Sens. Steve Daines, R-Mont., and Cory Gardner, R-Colo., have said they support continued funding and appeared at the press conference with Burr but voted with the rest of the party to bring the rescissions package to the floor — earning a rebuke from the League of Conservation Voters (LCV) in the form of more than $50,000 in digital attack ads.
A Daines spokesperson told Yahoo News: “Senator Daines believes it is just common sense to send unused tax dollars back to the Treasury Department. This should be something all members of Congress can agree on.”
Alex Taurel, the deputy legislative director at the LCV, told Yahoo News, “We need supposed supporters of the program to actually step up. This is a moment where it’s not enough to just be a co-sponsor of the bill or speak at a press conference. We actually need to demand real action from Republican leaders.”
Casey Contres, a press secretary for Gardner, called the attack by LCV “pretty crazy, confusing and unfortunate.”
“They voted to advance debate — but the bill never came up for vote. If anything – this may be a story about a group falsely accusing Sen. Gardner over something they know he’s doing a lot of work on,” Contres told Yahoo News. “The amendment was backed by Burr and several others that would have restored the $16 million. However, since the legislation was never voted on, Gardner couldn’t offer the amendment.”
So, where do we stand?

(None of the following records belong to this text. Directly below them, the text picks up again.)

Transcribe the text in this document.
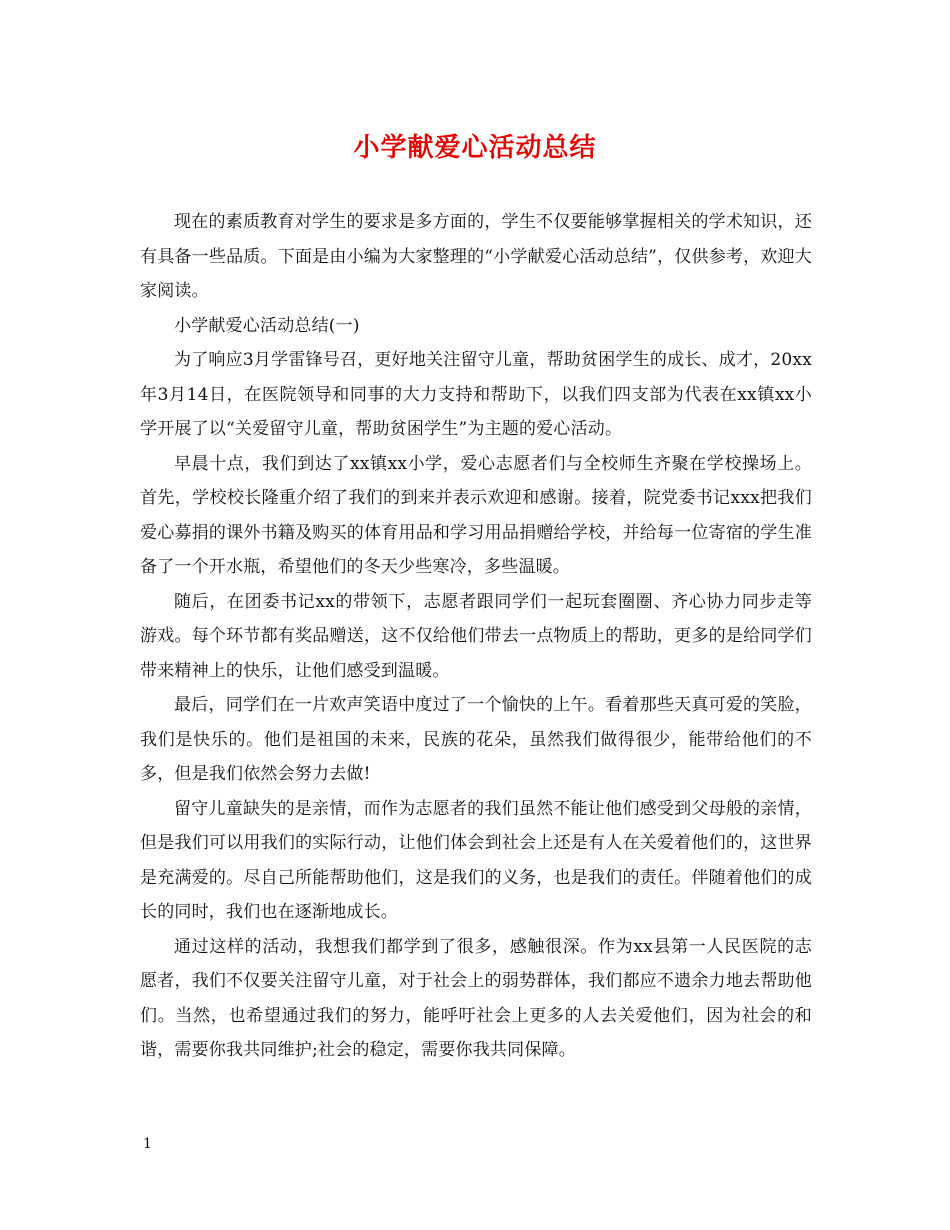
小学献爱心活动总结

现在的素质教育对学生的要求是多方面的，学生不仅要能够掌握相关的学术知识，还有具备一些品质。下面是由小编为大家整理的“小学献爱心活动总结”，仅供参考，欢迎大家阅读。

小学献爱心活动总结(一)

为了响应3月学雷锋号召，更好地关注留守儿童，帮助贫困学生的成长、成才，20xx年3月14日，在医院领导和同事的大力支持和帮助下，以我们四支部为代表在xx镇xx小学开展了以“关爱留守儿童，帮助贫困学生”为主题的爱心活动。

早晨十点，我们到达了xx镇xx小学，爱心志愿者们与全校师生齐聚在学校操场上。首先，学校校长隆重介绍了我们的到来并表示欢迎和感谢。接着，院党委书记xxx把我们爱心募捐的课外书籍及购买的体育用品和学习用品捐赠给学校，并给每一位寄宿的学生准备了一个开水瓶，希望他们的冬天少些寒冷，多些温暖。

随后，在团委书记xx的带领下，志愿者跟同学们一起玩套圈圈、齐心协力同步走等游戏。每个环节都有奖品赠送，这不仅给他们带去一点物质上的帮助，更多的是给同学们带来精神上的快乐，让他们感受到温暖。

最后，同学们在一片欢声笑语中度过了一个愉快的上午。看着那些天真可爱的笑脸，我们是快乐的。他们是祖国的未来，民族的花朵，虽然我们做得很少，能带给他们的不多，但是我们依然会努力去做!

留守儿童缺失的是亲情，而作为志愿者的我们虽然不能让他们感受到父母般的亲情，但是我们可以用我们的实际行动，让他们体会到社会上还是有人在关爱着他们的，这世界是充满爱的。尽自己所能帮助他们，这是我们的义务，也是我们的责任。伴随着他们的成长的同时，我们也在逐渐地成长。

通过这样的活动，我想我们都学到了很多，感触很深。作为xx县第一人民医院的志愿者，我们不仅要关注留守儿童，对于社会上的弱势群体，我们都应不遗余力地去帮助他们。当然，也希望通过我们的努力，能呼吁社会上更多的人去关爱他们，因为社会的和谐，需要你我共同维护;社会的稳定，需要你我共同保障。

1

There’s a widely beloved federal program with bipartisan support, despite disagreements over how it’s implemented, that has prompted environmentalist groups and politicians to attack and praise each other in equal measure for their alleged support or lack thereof for the program. In short, something so beloved that it could have brought Republicans and Democrats together has become a political football.

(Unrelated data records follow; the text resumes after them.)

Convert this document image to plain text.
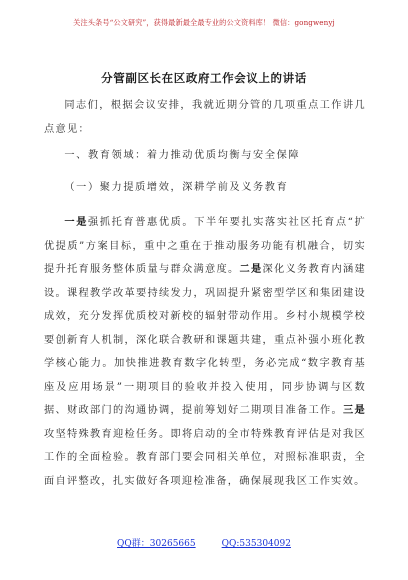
关注头条号“公文研究”，获得最新最全最专业的公文资料库！ 微信：gongwenyj
分管副区长在区政府工作会议上的讲话
同志们，根据会议安排，我就近期分管的几项重点工作讲几点意见：
一、教育领域：着力推动优质均衡与安全保障
（一）聚力提质增效，深耕学前及义务教育
一是强抓托育普惠优质。下半年要扎实落实社区托育点“扩优提质”方案目标，重中之重在于推动服务功能有机融合，切实提升托育服务整体质量与群众满意度。二是深化义务教育内涵建设。课程教学改革要持续发力，巩固提升紧密型学区和集团建设成效，充分发挥优质校对新校的辐射带动作用。乡村小规模学校要创新育人机制，深化联合教研和课题共建，重点补强小班化教学核心能力。加快推进教育数字化转型，务必完成“数字教育基座及应用场景”一期项目的验收并投入使用，同步协调与区数据、财政部门的沟通协调，提前筹划好二期项目准备工作。三是攻坚特殊教育迎检任务。即将启动的全市特殊教育评估是对我区工作的全面检验。教育部门要会同相关单位，对照标准职责，全面自评整改，扎实做好各项迎检准备，确保展现我区工作实效。
QQ群：30265665	QQ:535304092
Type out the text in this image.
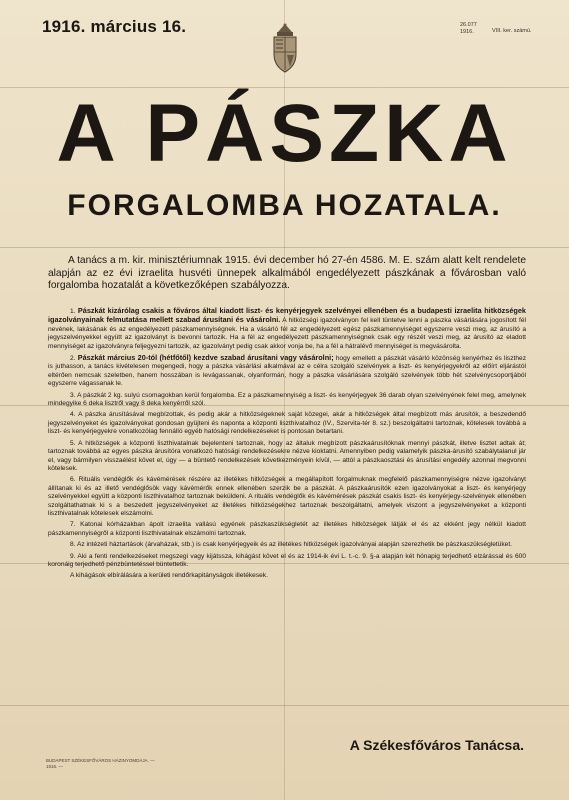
1916. március 16.	26.077
1916.	VIII. ker. számú.
A PÁSZKA
FORGALOMBA HOZATALA.
A tanács a m. kir. minisztériumnak 1915. évi december hó 27-én 4586. M. E. szám alatt kelt rendelete alapján az ez évi izraelita husvéti ünnepek alkalmából engedélyezett pászkának a fővárosban való forgalomba hozatalát a következőképen szabályozza.

1. Pászkát kizárólag csakis a főváros által kiadott liszt- és kenyérjegyek szelvényei ellenében és a budapesti izraelita hitközségek igazolványainak felmutatása mellett szabad árusítani és vásárolni. A hitközségi igazolványon fel kell tüntetve lenni a pászka vásárlására jogosított fél nevének, lakásának és az engedélyezett pászkamennyiségnek. Ha a vásárló fél az engedélyezett egész pászkamennyiséget egyszerre veszi meg, az árusító a jegyszelvényekkel együtt az igazolványt is bevonni tartozik. Ha a fél az engedélyezett pászkamennyiségnek csak egy részét veszi meg, az árusító az eladott mennyiséget az igazolványra feljegyezni tartozik, az igazolványt pedig csak akkor vonja be, ha a fél a hátralévő mennyiséget is megvásárolta.

2. Pászkát március 20-tól (hétfőtől) kezdve szabad árusítani vagy vásárolni; hogy emellett a pászkát vásárló közönség kenyérhez és liszthez is juthasson, a tanács kivételesen megengedi, hogy a pászka vásárlási alkalmával az e célra szolgáló szelvények a liszt- és kenyérjegyekről az előírt eljárástól eltérően nemcsak szeletben, hanem hosszában is levágassanak, olyanformán, hogy a pászka vásárlására szolgáló szelvények több hét szelvénycsoportjából egyszerre vágassanak le.

3. A pászkát 2 kg. sulyú csomagokban kerül forgalomba. Ez a pászkamennyiség a liszt- és kenyérjegyek 36 darab olyan szelvényének felel meg, amelynek mindegyike 6 deka lisztről vagy 8 deka kenyérről szól.

4. A pászka árusításával megbízottak, és pedig akár a hitközségeknek saját közegei, akár a hitközségek által megbízott más árusítók, a beszedendő jegyszelvényeket és igazolványokat gondosan gyüjteni és naponta a központi liszthivatalhoz (IV., Szervita-tér 8. sz.) beszolgáltatni tartoznak, kötelesek továbbá a liszt- és kenyérjegyekre vonatkozólag fennálló egyéb hatósági rendelkezéseket is pontosan betartani.

5. A hitközségek a központi liszthivatalnak bejelenteni tartoznak, hogy az általuk megbízott pászkaárusítóknak mennyi pászkát, illetve lisztet adtak át; tartoznak továbbá az egyes pászka árusítóra vonatkozó hatósági rendelkezésekre nézve kioktatni. Amennyiben pedig valamelyik pászka-árusító szabálytalanul jár el, vagy bármilyen visszaélést követ el, úgy — a büntető rendelkezések következményein kívül, — attól a pászkaosztási és árusítási engedély azonnal megvonni kötelesek.

6. Rituális vendéglők és kávémérések részére az illetékes hitközségek a megállapított forgalmuknak megfelelő pászkamennyiségre nézve igazolványt állítanak ki és az illető vendéglősök vagy kávémérők ennek ellenében szerzik be a pászkát. A pászkaárusítók ezen igazolványokat a liszt- és kenyérjegy szelvényekkel együtt a központi liszthivatalhoz tartoznak beküldeni. A rituális vendéglők és kávémérések pászkát csakis liszt- és kenyérjegy-szelvények ellenében szolgáltathatnak ki s a beszedett jegyszelvényeket az illetékes hitközségekhez tartoznak beszolgáltatni, amelyek viszont a jegyszelvényeket a központi liszthivatalnak kötelesek elszámolni.

7. Katonai kórházakban ápolt izraelita vallású egyének pászkaszükségletét az illetékes hitközségek látják el és az ekként jegy nélkül kiadott pászkamennyiségről a központi liszthivatalnak elszámolni tartoznak.

8. Az intézeti háztartások (árvaházak, stb.) is csak kenyérjegyeik és az illetékes hitközségek igazolványai alapján szerezhetik be pászkaszükségletüket.

9. Aki a fenti rendelkezéseket megszegi vagy kijátssza, kihágást követ el és az 1914-ik évi L. t.-c. 9. §-a alapján két hónapig terjedhető elzárással és 600 koronáig terjedhető pénzbüntetéssel büntettetik.

A kihágások elbírálására a kerületi rendőrkapitányságok illetékesek.

A Székesfőváros Tanácsa.
BUDAPEST SZÉKESFŐVÁROS HÁZINYOMDÁJA. — 1916. —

Kelly M. Reed, the vice president of government relations for the Conservation Fund, an environmental nonprofit, said it can be difficult to glean a politician’s motivations behind larger votes that include LWCF. She said there’s enormous support whenever there’s a standalone LWCF vote. The anti-LWCF Lankford amendment in April 2016 was defeated in the Senate by 18 Republicans and 45 Democrats. The Senate passed an energy bill that month that included permanent LWCF reauthorization by 85 votes. However, legislators never resolved the House and Senate differences before the 114th Congress ended on Jan. 3, 2017, and all legislation had to start at square one for the current 115th Congress.
Reed pointed out that the same LWCF language was included in the 2017 Senate Energy and Natural Resources Committee’s energy bill, but it has not yet come to the floor for a vote. She said this would permanently reauthorize but not permanently fund LWCF.
Reed characterized the LWCF as a “grand bargain” between resource extraction and resource protection on behalf of the American people, and that has financial reverberations that make it an important economic engine.
“LWCF is such a win-win program with huge support, significant and widespread benefit at no cost to the taxpayers, all the benefits to the American public and significant state and local control. What’s not to like about it?” Reed said. “It would be inexcusable for the United States Congress not to reauthorize it and continue to advance this American priority.”